Mary’s first job gave way to full-time motherhood, with one girl and three boys in quick succession. Unfazed by muddy feet and shoes gone AWOL, Mary’s contagious laughter bubbled over in daily life. As her peers got big jobs and even bigger signing bonuses, Mary changed diapers, hugged toddlers, and shrugged off thoughts of what-might-have-been.

Then, supplementing Mike’s teaching job, she resumed part-time work, often from home, with stints in copywriting, advertising, and political campaigns. In short order, resourcefulness paired with economic necessity and gave birth to a successful family business in marketing and communications.

Funny how God works.  As Mary followed the thread of God’s will, woven among family needs and life’s opportunities, her creative talents flourished, her professional skills sharpened, and her entrepreneurial spirit grew. She picked up the classes she needed, then came full circle, landing back at Notre Dame in a job she loved – Director of Communications in the Mendoza College of Business. For ten years, as her children moved into adulthood, she edited an award-winning magazine and played a central role in her husband’s successful entry into politics.

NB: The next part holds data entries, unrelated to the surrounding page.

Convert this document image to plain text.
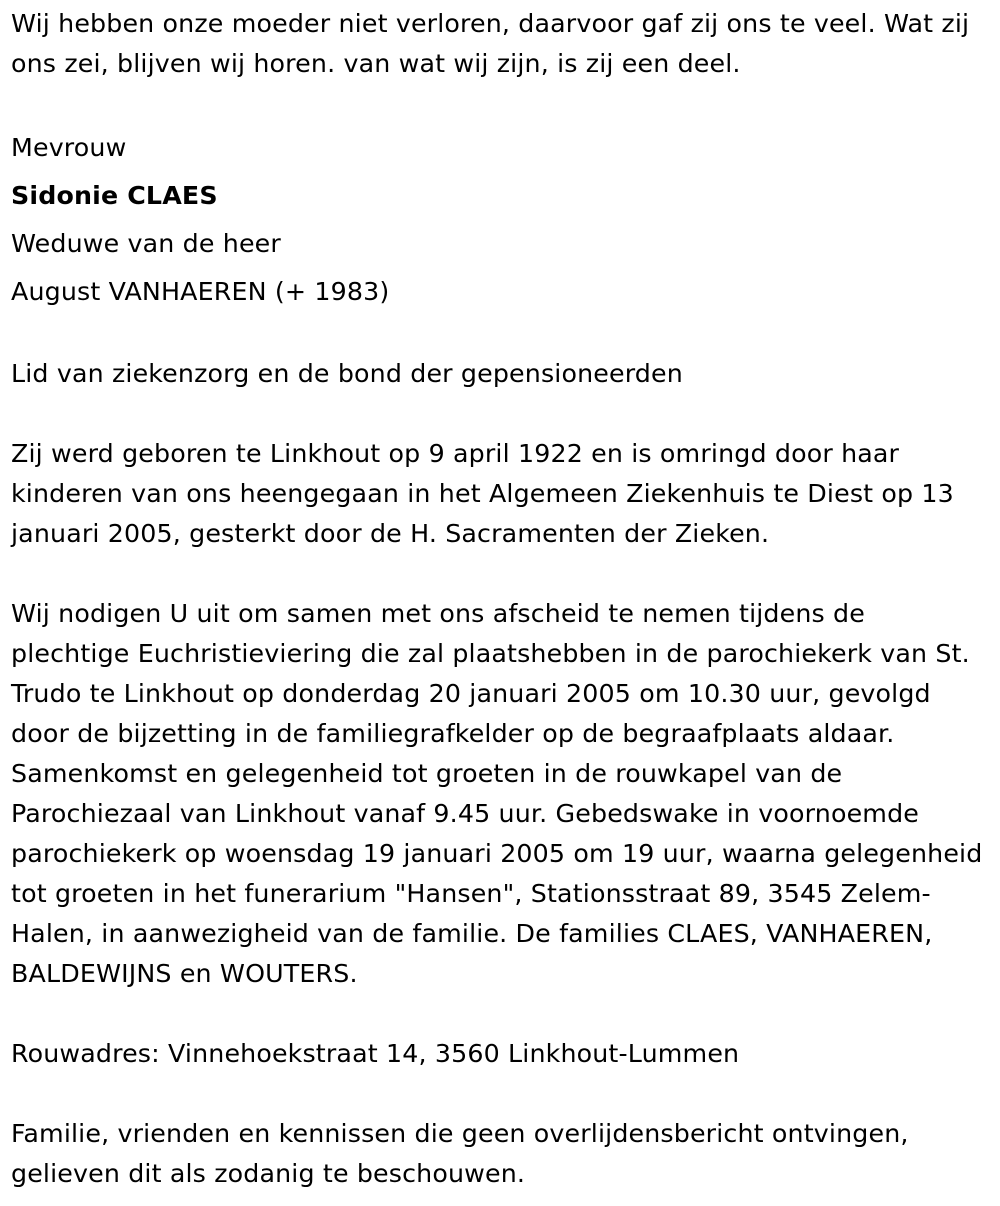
Wij hebben onze moeder niet verloren, daarvoor gaf zij ons te veel. Wat zij ons zei, blijven wij horen. van wat wij zijn, is zij een deel.

Mevrouw

Sidonie CLAES

Weduwe van de heer

August VANHAEREN (+ 1983)

Lid van ziekenzorg en de bond der gepensioneerden

Zij werd geboren te Linkhout op 9 april 1922 en is omringd door haar kinderen van ons heengegaan in het Algemeen Ziekenhuis te Diest op 13 januari 2005, gesterkt door de H. Sacramenten der Zieken.

Wij nodigen U uit om samen met ons afscheid te nemen tijdens de plechtige Euchristieviering die zal plaatshebben in de parochiekerk van St. Trudo te Linkhout op donderdag 20 januari 2005 om 10.30 uur, gevolgd door de bijzetting in de familiegrafkelder op de begraafplaats aldaar. Samenkomst en gelegenheid tot groeten in de rouwkapel van de Parochiezaal van Linkhout vanaf 9.45 uur. Gebedswake in voornoemde parochiekerk op woensdag 19 januari 2005 om 19 uur, waarna gelegenheid tot groeten in het funerarium "Hansen", Stationsstraat 89, 3545 Zelem-Halen, in aanwezigheid van de familie. De families CLAES, VANHAEREN, BALDEWIJNS en WOUTERS.

Rouwadres: Vinnehoekstraat 14, 3560 Linkhout-Lummen

Familie, vrienden en kennissen die geen overlijdensbericht ontvingen, gelieven dit als zodanig te beschouwen.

Even by feminist standards, it was a quality resume for a mom of four.

But her accomplishments aren’t the real story.

When Mary died, God didn’t read her obituary. He read her heart.

That’s the story too easily missed. Her heart had grown more in love with Him over the years, not by adding up achievements but by asking that question, “What’s your will for me, Lord?”

It’s a question that I, for one, ought to ask more often.

Because that simple question – “What’s your will for me, Lord?” – purifies the heart. And our sincere (though surely imperfect) response to that question, over and over, defines a life well lived.

In hindsight, Mary’s life was not only well lived, but perfectly timed.

And so was her death. It was her time, because it was God’s time.  It’s the only way Mary would have wanted it.